Painting of the Day

21 Jan

The Silver Platter (Magash Hakesef)by Uzi Silber (born at some point in 1960’s). Acrylic on canvas, 2011. Currently in private collection.

Notes that I compiled from various sources to research the series of paintings from which The Silver Platter comes:

  • There is an “Ozymandias” sort of idea behind Uzi Silber’s artwork: all the things that humans accomplish in their lifetime, no matter how grand or influential, will eventually become forgotten.
    • Quote from Uzi Silber: “All our empires, all the nations, have come and gone. These massive, incredible leaders who all thought they were incredibly important, they’re nothing. Nobody remembers anything,” says artist Uzi Silber. “Look at the Soviet Empire. They built the largest country in the world, ever. Within 70 years, it turned to dust.”
    • Silber sprinkles references to both past and current pop-culture phenomena throughout his work to point out their inevitable decay: he gathers past cultural icons and presents them in a revitalized, “timeless” manner in his art, revealing their aesthetic potential and examining how we as viewers react to them now versus the significance they had in their era
      • Silber: “I think of our long trail of making and disappearing into dust in the wind as a pageant of the absurd.”
      • Influenced by his job at an insurance company, where he often heard meaningless platitudes in staff meetings; some of the phrases tossed around in those meetings are included in his paintings
        • “A lot of the sayings are words said at the meetings.
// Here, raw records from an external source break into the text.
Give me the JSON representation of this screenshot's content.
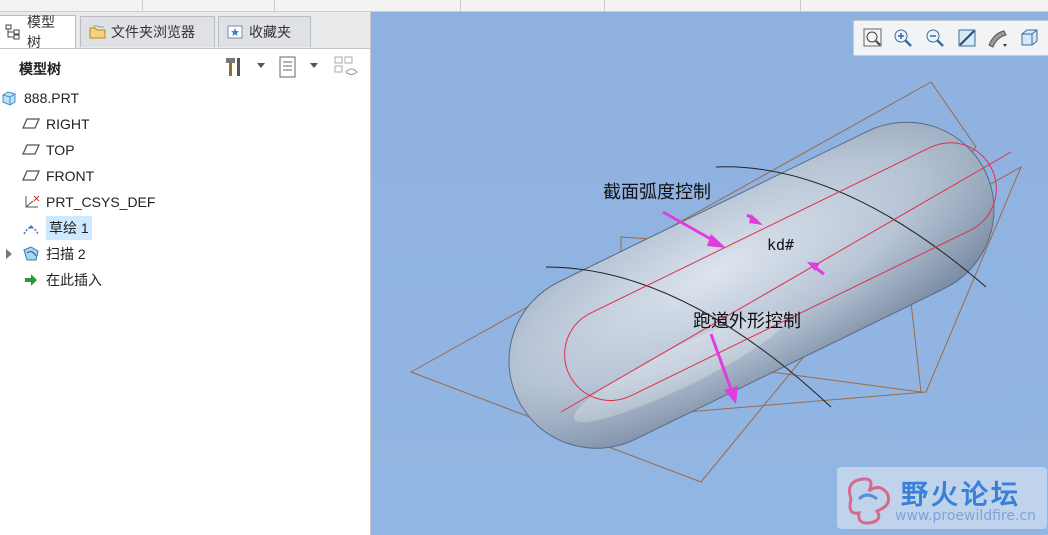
{
  "tabs": [
    {
      "label": "模型树",
      "icon": "model-tree-icon",
      "active": true
    },
    {
      "label": "文件夹浏览器",
      "icon": "folder-browser-icon",
      "active": false
    },
    {
      "label": "收藏夹",
      "icon": "favorites-icon",
      "active": false
    }
  ],
  "tree_toolbar": {
    "title": "模型树",
    "settings_icon": "tools-icon",
    "show_icon": "list-settings-icon",
    "filter_icon": "filter-icon"
  },
  "tree": {
    "root": "888.PRT",
    "items": [
      {
        "label": "RIGHT",
        "icon": "datum-plane-icon"
      },
      {
        "label": "TOP",
        "icon": "datum-plane-icon"
      },
      {
        "label": "FRONT",
        "icon": "datum-plane-icon"
      },
      {
        "label": "PRT_CSYS_DEF",
        "icon": "csys-icon"
      },
      {
        "label": "草绘 1",
        "icon": "sketch-icon",
        "selected": true
      },
      {
        "label": "扫描 2",
        "icon": "sweep-icon",
        "expandable": true
      },
      {
        "label": "在此插入",
        "icon": "insert-here-arrow-icon"
      }
    ]
  },
  "view_toolbar": [
    "zoom-fit-icon",
    "zoom-in-icon",
    "zoom-out-icon",
    "repaint-icon",
    "display-style-icon",
    "saved-view-icon"
  ],
  "viewport": {
    "annotations": {
      "section_arc": "截面弧度控制",
      "kd": "kd#",
      "track_shape": "跑道外形控制"
    },
    "colors": {
      "background": "#8fb1e0",
      "body": "#b9c6d6",
      "curve": "#e0304a",
      "arrow": "#e23be0",
      "plane": "#9a6b4a"
    }
  },
  "watermark": {
    "text": "野火论坛",
    "url": "www.proewildfire.cn"
  }
}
They are said with such importance, but it’s really all a lot of crap, a lot of PowerPoint presentations with lots of colors and arrows. They’re hilarious.”
        • Inspirations, according to Hartford Courant article:
          • Rabbinical saying The day is short but the work is plenty. “We take ourselves very seriously, when there is not much to take seriously. We need to be a little bit less serious,” he says. “We’re not here for long. We might as well have a good time when here and do something useful, or at least try.”
          • Garbage dumps: “Going to garbage dumps is a great source of history,” he says. “A sub-theme of my work is ‘today’s garbage dump is tomorrow’s archaeological excavation.’ … Garbage dumps tell us everything about the way people live now.”
            • Speaks to the truth that while archaeology is a serious discipline that many people prize, all it really involves is scouring the refuse of past civilizations (reinforces Silber’s claim that we take ourselves too seriously)

My comments:

One of my tasks during my intern week at the Gershman Y was to research Uzi Silber, who approached Miriam Seidel (the curator of the Gershman Y whom I worked for as an intern) to ask if he could have a show at the Gershman Y. She wanted me to research the inspiration behind his work to learn more about it and, presumably, see if it was interesting enough to warrant a show. Based on what I found, I would say that Silber’s paintings are more than interesting enough to be worth an exhibition at the Gershman Y. What’s mysterious to me about his current series of work is that even though I now know what his paintings are supposed to “mean,” I still find it hard to see this in his paintings, to deductively find the details in the paintings that match their overall meaning. Nevertheless, from a purely aesthetic perspective I love the painting above in particular, with the way Silber mixes the vibrant colors in a unique way that makes them not completely blended but not completely separated either. Somehow, Silber also managed to use the paint in a way that makes the painting very reminiscent of urban wall murals that I’ve seen before.